A manor in the Village of Barovia built in the year 342 by the wealthy Durst family, local nobles whos properties stretched all the way to the Durst Windmill. The family that built the house kept a secret: they were obsessed with the occult, and practiced dark arts. Through seduction and indoctrination, they expanded their cult to include a small yet nefarious circle of friends. When word got out, the rest of the village turned a blind eye to the house and the nightly debaucheries happening within it. The cultists preyed on visitors, sacrificed them in bizarre rituals, and hosted morbid banquets to feast on their corpses. When nothing came of these ritualized murders, the cultists' activities became thinly disguised excuses to indulge their lurid fantasies.
The cultists regarded Strahd von Zarovich as a messiah sent to them by the Dark Powers. They pledged their devotion for a promise of immortality, but Strahd turned them away, deeming the cult and its leaders unworthy of his attention. Around this time, the matriarch Elizabeth Durst murdered her husband Gustav and his bastard baby Walter, leading herself and the other cultists to a terrible undeath in tunnels below the manor. The Ghosts of two children who died in the house, "Rose" and "Thorn", called from the house's perimeter for help to any passerby's; those who entered were often never seen again.

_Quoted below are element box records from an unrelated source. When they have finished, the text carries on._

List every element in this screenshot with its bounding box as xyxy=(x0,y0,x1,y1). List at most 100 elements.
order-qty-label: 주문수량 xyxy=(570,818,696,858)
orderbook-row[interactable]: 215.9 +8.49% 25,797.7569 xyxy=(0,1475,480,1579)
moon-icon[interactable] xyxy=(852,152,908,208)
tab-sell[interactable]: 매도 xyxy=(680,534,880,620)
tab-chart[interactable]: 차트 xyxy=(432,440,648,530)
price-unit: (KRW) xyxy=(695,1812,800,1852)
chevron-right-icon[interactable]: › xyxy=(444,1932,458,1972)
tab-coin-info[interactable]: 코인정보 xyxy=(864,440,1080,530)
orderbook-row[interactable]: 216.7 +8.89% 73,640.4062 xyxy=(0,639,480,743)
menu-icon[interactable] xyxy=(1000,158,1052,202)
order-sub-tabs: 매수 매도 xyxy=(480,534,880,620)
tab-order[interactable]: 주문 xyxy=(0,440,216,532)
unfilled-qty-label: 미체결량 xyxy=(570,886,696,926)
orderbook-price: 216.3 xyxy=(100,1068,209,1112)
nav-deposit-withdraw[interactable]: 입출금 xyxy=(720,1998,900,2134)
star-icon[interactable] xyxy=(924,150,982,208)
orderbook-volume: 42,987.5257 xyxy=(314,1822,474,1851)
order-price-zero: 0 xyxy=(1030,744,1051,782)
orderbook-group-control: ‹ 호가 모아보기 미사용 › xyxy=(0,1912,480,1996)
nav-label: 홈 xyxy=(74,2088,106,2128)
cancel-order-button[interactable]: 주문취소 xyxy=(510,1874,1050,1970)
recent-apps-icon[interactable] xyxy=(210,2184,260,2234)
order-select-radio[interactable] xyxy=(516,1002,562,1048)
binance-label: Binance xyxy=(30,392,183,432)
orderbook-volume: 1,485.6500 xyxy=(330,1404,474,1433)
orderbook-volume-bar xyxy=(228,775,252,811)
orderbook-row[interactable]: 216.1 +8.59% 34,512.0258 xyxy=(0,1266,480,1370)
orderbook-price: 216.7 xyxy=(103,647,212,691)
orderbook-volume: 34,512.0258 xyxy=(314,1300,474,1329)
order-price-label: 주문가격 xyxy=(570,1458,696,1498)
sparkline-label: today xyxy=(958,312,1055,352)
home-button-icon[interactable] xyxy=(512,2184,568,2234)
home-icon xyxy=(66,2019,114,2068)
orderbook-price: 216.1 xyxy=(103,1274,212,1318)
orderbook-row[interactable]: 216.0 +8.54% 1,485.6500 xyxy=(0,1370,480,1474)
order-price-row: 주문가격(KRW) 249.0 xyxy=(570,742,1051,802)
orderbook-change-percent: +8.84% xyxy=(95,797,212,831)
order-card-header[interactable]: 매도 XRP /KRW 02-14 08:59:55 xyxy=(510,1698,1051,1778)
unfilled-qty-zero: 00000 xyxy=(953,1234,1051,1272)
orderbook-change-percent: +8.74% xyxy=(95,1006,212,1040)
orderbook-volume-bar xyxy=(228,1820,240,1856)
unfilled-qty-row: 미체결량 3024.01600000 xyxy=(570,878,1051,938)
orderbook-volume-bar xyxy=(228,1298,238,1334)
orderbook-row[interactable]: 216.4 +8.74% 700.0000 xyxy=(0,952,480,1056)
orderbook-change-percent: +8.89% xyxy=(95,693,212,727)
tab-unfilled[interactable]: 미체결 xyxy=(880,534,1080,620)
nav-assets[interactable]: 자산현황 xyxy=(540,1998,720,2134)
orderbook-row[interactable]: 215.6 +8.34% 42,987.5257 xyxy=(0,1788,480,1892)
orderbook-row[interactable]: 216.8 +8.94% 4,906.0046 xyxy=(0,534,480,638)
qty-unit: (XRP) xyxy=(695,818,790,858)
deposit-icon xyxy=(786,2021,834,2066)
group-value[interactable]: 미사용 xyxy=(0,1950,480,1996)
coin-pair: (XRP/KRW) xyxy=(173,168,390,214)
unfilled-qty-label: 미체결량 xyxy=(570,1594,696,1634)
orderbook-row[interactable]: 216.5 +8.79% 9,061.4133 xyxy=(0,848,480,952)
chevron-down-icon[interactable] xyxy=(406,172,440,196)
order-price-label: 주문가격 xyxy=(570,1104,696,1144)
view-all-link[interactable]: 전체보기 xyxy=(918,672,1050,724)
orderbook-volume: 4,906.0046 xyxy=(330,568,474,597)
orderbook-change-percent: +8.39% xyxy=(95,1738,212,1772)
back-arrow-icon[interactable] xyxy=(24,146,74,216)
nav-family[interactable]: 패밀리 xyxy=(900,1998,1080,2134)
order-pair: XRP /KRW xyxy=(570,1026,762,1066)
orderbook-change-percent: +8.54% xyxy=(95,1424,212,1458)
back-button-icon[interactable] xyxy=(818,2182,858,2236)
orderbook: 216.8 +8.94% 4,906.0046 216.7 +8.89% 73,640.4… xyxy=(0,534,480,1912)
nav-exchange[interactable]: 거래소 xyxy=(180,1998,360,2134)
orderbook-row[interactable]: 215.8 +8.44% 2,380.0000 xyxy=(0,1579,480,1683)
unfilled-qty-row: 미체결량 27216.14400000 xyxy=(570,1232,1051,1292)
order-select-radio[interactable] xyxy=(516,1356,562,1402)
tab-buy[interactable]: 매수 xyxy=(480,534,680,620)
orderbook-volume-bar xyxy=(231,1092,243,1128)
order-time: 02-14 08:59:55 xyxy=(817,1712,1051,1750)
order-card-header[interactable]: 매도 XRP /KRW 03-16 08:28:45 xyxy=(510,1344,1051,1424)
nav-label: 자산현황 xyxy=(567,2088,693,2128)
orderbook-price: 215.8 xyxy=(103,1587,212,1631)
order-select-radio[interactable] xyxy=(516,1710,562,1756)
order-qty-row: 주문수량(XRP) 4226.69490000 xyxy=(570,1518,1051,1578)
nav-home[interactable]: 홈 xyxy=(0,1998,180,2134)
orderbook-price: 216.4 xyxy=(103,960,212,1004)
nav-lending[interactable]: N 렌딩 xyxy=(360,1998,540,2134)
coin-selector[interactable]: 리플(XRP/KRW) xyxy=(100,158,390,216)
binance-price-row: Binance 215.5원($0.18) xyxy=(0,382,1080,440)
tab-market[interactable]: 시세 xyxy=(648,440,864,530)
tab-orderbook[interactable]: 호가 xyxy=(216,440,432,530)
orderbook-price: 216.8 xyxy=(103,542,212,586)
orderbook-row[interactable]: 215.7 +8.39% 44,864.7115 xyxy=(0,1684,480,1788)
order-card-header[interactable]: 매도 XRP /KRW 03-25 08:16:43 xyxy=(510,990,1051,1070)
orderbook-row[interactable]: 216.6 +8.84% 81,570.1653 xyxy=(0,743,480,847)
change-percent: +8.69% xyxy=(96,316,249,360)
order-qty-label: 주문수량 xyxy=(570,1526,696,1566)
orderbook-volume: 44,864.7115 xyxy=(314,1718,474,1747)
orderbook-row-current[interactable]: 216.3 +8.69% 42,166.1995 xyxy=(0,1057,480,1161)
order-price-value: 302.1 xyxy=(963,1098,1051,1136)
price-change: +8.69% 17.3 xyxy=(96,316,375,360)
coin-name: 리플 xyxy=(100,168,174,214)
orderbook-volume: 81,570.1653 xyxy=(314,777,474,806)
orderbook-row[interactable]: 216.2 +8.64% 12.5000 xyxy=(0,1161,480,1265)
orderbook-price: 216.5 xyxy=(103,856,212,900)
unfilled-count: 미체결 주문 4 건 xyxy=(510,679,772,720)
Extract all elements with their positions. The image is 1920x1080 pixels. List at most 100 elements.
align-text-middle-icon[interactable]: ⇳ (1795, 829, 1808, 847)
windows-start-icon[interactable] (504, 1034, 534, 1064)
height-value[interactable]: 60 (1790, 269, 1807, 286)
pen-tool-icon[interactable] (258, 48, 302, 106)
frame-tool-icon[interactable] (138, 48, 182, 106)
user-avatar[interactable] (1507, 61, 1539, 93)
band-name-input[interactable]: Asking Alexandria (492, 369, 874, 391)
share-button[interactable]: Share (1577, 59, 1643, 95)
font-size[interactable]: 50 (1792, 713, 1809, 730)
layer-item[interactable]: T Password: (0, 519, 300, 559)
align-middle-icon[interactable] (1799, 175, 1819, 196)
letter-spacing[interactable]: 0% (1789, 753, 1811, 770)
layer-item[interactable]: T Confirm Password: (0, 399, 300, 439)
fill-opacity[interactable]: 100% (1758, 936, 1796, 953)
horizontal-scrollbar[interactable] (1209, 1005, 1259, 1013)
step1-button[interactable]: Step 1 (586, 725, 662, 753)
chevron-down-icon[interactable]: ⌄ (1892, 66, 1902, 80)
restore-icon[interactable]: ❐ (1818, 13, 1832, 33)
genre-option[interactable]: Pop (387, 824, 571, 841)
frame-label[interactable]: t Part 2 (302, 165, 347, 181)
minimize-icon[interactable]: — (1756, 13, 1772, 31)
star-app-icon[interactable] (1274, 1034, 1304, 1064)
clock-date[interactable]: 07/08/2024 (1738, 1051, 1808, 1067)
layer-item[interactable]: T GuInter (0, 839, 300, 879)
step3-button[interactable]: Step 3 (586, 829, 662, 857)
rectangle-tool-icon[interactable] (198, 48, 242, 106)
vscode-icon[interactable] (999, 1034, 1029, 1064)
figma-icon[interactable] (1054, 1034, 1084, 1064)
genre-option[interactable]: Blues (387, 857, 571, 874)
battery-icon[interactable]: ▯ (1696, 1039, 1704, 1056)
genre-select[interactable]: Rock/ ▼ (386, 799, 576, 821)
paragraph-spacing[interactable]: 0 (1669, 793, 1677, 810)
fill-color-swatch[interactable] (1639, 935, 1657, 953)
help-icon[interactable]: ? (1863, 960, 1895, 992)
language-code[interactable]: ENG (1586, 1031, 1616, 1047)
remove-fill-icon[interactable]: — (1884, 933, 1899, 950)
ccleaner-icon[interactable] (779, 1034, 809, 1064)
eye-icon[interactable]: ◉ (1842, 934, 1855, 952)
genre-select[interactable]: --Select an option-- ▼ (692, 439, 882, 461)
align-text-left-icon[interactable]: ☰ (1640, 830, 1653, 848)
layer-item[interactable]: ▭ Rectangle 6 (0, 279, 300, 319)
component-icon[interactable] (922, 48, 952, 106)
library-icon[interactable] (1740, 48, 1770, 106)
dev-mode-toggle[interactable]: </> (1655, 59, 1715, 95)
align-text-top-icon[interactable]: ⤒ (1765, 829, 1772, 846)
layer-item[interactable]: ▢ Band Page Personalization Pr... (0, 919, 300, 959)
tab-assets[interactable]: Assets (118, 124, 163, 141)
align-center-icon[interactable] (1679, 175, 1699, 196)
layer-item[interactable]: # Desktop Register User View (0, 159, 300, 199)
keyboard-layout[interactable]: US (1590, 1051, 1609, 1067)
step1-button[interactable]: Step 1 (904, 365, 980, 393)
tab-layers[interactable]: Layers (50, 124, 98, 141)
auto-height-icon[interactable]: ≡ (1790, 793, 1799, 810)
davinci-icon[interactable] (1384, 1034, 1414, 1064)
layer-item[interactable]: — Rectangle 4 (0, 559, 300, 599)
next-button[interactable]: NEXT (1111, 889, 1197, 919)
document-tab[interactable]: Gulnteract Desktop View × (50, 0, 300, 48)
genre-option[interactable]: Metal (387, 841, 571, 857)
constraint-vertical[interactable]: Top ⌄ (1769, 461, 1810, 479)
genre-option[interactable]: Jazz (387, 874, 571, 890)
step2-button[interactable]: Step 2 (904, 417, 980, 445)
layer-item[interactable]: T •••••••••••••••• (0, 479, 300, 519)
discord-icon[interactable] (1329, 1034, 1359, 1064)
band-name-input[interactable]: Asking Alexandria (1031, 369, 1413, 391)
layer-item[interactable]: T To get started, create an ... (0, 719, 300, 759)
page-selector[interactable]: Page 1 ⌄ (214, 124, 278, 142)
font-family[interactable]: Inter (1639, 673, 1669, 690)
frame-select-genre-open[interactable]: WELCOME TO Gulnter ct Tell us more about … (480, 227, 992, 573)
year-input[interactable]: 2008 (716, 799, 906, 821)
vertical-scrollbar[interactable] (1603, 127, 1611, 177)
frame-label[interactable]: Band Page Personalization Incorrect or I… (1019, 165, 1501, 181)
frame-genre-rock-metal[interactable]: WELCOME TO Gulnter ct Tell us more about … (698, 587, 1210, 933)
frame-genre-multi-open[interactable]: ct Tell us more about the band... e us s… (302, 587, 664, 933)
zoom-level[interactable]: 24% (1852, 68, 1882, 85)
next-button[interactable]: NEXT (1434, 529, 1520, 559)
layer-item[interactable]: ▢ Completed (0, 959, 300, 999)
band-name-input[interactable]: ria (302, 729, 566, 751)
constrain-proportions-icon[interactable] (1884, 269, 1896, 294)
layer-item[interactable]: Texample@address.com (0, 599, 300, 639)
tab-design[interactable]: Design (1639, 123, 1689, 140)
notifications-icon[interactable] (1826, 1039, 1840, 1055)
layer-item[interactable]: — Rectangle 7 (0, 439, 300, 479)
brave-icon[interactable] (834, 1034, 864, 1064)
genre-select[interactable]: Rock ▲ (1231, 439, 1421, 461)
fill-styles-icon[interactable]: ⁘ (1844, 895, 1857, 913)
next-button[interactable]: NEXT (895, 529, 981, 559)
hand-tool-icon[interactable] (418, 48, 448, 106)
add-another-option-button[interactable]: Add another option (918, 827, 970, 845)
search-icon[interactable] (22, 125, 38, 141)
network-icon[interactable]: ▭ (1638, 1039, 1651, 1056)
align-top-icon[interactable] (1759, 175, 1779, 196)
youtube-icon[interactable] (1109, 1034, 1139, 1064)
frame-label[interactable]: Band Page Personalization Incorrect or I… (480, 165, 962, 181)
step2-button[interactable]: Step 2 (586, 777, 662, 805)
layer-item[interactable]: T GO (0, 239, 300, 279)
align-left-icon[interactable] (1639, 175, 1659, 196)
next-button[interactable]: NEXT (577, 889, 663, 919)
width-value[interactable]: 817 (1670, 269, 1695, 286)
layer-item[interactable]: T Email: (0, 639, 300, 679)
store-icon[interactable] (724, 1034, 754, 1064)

The manor was eventually given the name "Death House", and was condemned. After nearly a year of disturbances and disappearances, however, the Burgomaster of Barovia officially ordered the manor to be burned down. However, the Death House slowly and mysteriously rose from its ruins. Over centuries, it was burned to the ground many times, usually on orders from the Burgomaster or by enterprising adventurers. Each time, the manor rose from the ashes. Locals began to give the building a wide berth for fear of antagonizing the evil spirits believed to haunt it.